[n, 2, 1, 7, 1]
CNN-LSTM方法的進一步擴展是對CNN的卷積(例如CNN如何讀取輸入序列數據)執行LSTM的每個時間步驟。這種組合稱爲卷積LSTM,簡稱ConvLSTM,就像cn -LSTM也用於時空數據一樣。與爲了計算內部狀態和狀態轉換而直接讀入數據的LSTM不同,與解釋CNN模型輸出的cn -LSTM不同,ConvLSTM使用卷積作爲直接讀入LSTM單元本身的輸入的一部分。有關在LSTM單元內如何計算ConvLSTM方程的更多信息,請參閱本文:
卷積LSTM網絡:一種用於降水臨近預報的機器學習方法,2015。
Keras庫提供了ConvLSTM2D類,該類支持針對2D數據的ConvLSTM模型。
它可以配置爲一維多變量時間序列預測。ConvLSTM2D類默認情況下期望輸入數據具有如下形狀:
其中數據的每個時間步長都定義爲(行*列)數據點的圖像。我們正在處理一個一維的總功耗序列,如果我們假設使用兩週的數據作爲輸入,我們可以將其解釋爲一行14列。對於ConvLSTM,這將是一次讀取:也就是說,LSTM將讀取一個14天的時間步長,並在這些時間步長之間執行卷積。這並不理想。相反,我們可以將14天分成兩個子序列,子序列的長度爲7天。ConvLSTM然後可以跨兩個時間步驟讀取數據,並對每個時間步驟中的七天數據執行CNN處理。因此,對於所選擇的問題框架,ConvLSTM2D的輸入爲:
[samples, timesteps, rows, cols, channels]
樣本:n,表示訓練數據集中樣本的數量。
時間:2,對於兩個子序列,我們將一個14天的窗口分割爲。
行:1,表示每個子序列的一維形狀。
列:7,表示每個子序列中的七天。
通道:1,對於作爲輸入的單個特性。
您可以研究其他配置,比如將21天的輸入分成三個7天的子序列,並/或提供所有8個特性或通道作爲輸入。我們現在可以爲ConvLSTM2D模型準備數據。首先,我們必須將訓練數據集重塑爲[樣本、時間步長、行、cols、通道]的預期結構。

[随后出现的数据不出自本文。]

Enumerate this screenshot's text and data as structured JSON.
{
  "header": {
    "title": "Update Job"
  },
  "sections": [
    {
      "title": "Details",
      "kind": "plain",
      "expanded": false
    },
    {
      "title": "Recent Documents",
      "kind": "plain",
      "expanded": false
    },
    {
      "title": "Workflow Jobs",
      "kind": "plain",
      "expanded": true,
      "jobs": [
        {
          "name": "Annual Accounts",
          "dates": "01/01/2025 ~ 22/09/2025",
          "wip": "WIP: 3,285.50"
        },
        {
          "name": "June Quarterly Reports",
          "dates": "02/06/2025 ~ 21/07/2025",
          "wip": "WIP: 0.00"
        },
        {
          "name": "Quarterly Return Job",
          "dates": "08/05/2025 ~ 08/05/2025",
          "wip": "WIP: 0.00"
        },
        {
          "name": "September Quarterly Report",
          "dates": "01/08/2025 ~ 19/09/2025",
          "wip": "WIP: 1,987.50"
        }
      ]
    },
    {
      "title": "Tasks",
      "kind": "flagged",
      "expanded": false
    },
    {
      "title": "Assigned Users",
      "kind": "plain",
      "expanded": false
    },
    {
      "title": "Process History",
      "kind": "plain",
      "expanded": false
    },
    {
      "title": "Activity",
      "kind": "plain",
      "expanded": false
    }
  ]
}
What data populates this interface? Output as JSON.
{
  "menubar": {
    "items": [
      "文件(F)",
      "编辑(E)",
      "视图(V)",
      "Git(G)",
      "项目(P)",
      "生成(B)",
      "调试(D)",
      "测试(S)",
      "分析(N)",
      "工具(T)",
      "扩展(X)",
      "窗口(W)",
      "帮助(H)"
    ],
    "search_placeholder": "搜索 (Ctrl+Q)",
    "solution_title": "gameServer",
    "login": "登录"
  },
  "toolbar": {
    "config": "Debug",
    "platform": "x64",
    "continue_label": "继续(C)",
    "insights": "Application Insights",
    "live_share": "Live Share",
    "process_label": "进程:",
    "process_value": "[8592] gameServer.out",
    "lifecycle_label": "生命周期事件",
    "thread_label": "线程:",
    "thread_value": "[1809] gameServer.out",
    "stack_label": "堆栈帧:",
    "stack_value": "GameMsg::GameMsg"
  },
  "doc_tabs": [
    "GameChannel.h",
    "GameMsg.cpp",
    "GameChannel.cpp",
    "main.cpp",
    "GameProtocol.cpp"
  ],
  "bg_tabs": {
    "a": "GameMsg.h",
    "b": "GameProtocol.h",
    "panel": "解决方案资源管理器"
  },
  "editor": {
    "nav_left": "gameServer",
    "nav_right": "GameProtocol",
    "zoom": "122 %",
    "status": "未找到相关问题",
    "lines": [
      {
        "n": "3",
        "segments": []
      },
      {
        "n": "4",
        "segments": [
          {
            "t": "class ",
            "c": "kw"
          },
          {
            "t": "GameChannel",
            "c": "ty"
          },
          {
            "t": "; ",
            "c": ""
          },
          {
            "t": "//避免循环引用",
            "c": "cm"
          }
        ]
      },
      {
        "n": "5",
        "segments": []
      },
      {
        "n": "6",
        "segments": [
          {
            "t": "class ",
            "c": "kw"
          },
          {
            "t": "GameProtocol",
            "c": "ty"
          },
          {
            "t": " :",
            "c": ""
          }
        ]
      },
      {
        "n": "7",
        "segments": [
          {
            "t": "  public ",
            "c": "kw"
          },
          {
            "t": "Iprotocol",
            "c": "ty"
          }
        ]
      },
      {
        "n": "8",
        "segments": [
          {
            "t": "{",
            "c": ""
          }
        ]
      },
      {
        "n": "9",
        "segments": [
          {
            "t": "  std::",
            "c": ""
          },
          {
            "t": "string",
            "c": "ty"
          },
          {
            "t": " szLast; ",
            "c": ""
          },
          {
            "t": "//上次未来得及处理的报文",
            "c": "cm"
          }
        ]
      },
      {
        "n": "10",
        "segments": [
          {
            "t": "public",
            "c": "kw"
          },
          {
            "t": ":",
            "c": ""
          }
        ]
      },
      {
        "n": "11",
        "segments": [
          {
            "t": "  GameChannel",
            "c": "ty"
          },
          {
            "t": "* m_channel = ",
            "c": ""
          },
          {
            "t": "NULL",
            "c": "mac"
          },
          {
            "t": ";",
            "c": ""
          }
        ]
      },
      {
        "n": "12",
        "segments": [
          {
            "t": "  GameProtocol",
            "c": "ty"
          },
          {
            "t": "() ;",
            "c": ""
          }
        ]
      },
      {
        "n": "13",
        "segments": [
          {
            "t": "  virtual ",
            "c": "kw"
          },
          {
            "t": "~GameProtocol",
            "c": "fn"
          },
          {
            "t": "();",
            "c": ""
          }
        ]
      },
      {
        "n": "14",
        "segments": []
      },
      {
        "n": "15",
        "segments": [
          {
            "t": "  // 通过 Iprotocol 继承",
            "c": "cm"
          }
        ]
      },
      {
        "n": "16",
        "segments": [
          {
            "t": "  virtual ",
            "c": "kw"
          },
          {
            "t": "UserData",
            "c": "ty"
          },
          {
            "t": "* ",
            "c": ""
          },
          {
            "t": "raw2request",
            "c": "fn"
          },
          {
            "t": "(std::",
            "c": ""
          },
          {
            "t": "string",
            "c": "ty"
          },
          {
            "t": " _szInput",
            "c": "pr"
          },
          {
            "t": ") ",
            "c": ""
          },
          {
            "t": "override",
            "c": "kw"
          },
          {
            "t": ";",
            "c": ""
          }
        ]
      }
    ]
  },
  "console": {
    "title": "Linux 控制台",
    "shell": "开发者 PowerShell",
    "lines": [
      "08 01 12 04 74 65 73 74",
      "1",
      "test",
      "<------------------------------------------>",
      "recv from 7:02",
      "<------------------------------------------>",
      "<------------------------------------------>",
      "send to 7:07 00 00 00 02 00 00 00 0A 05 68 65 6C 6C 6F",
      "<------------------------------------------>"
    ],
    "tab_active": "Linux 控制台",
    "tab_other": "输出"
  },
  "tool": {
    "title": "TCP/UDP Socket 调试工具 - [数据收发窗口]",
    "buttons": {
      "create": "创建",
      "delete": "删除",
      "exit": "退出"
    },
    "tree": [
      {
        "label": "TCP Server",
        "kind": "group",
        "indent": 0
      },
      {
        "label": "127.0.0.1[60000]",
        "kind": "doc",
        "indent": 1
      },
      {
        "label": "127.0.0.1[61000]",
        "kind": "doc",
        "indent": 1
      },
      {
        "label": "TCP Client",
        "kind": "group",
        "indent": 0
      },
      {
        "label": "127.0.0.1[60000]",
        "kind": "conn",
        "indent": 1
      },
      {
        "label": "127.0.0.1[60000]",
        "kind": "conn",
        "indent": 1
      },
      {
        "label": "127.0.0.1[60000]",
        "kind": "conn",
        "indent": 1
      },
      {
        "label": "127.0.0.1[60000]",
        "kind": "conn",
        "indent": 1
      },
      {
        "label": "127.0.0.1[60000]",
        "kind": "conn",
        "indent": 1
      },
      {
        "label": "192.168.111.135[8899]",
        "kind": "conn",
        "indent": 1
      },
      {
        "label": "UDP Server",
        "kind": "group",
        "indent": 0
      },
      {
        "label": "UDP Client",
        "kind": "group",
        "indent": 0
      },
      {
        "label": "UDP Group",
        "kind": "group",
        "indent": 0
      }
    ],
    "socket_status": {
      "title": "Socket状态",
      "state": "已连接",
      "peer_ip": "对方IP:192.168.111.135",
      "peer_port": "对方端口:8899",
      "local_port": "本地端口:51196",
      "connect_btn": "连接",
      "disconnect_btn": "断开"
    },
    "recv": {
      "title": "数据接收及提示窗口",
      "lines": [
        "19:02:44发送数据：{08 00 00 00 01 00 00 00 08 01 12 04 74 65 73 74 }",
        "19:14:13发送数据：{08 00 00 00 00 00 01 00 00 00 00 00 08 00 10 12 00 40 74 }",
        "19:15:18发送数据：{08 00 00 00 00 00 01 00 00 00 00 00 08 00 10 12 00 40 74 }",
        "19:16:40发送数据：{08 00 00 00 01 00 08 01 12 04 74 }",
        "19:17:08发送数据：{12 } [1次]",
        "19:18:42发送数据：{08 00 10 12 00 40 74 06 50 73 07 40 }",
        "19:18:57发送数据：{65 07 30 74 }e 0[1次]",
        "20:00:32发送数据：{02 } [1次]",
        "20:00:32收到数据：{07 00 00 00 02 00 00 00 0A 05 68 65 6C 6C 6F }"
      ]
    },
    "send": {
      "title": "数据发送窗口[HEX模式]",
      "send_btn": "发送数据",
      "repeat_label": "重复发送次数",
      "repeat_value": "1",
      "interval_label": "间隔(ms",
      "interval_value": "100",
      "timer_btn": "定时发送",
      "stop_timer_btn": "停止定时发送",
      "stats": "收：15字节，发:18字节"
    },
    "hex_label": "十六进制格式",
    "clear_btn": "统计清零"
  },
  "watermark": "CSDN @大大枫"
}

# reshape into subsequences [samples, time steps, rows, cols, channels]
train_x = train_x.reshape((train_x.shape[0], n_steps, 1, n_length, n_features))
然後,我們可以將編碼器定義爲一個ConvLSTM隱藏層,然後是一個準備解碼的平坦層。
model.add(ConvLSTM2D(filters=64, kernel_size=(1,3), activation='relu', input_shape=(n_steps, 1, n_length, n_features)))
model.add(Flatten())
我們還將參數化子序列的數量(n_steps)和每個子序列的長度(n_length),並將它們作爲參數傳遞。模型的其餘部分和訓練是相同的。帶有這些更改的build_model()函數如下所示。
# train the model
def build_model(train, n_steps, n_length, n_input):
# prepare data
train_x, train_y = to_supervised(train, n_input)
# define parameters
verbose, epochs, batch_size = 0, 20, 16
n_timesteps, n_features, n_outputs = train_x.shape[1], train_x.shape[2], train_y.shape[1]
# reshape into subsequences [samples, time steps, rows, cols, channels]
train_x = train_x.reshape((train_x.shape[0], n_steps, 1, n_length, n_features))
# reshape output into [samples, timesteps, features]
train_y = train_y.reshape((train_y.shape[0], train_y.shape[1], 1))
# define model
model = Sequential()
model.add(ConvLSTM2D(filters=64, kernel_size=(1,3), activation='relu', input_shape=(n_steps, 1, n_length, n_features)))
model.add(Flatten())
model.add(RepeatVector(n_outputs))
model.add(LSTM(200, activation='relu', return_sequences=True))
model.add(TimeDistributed(Dense(100, activation='relu')))
model.add(TimeDistributed(Dense(1)))
model.compile(loss='mse', optimizer='adam')
# fit network
model.fit(train_x, train_y, epochs=epochs, batch_size=batch_size, verbose=verbose)
return model
該模型期望五維數據作爲輸入。因此,在進行預測時,我們還必須更新forecast()函數中單個樣本的準備。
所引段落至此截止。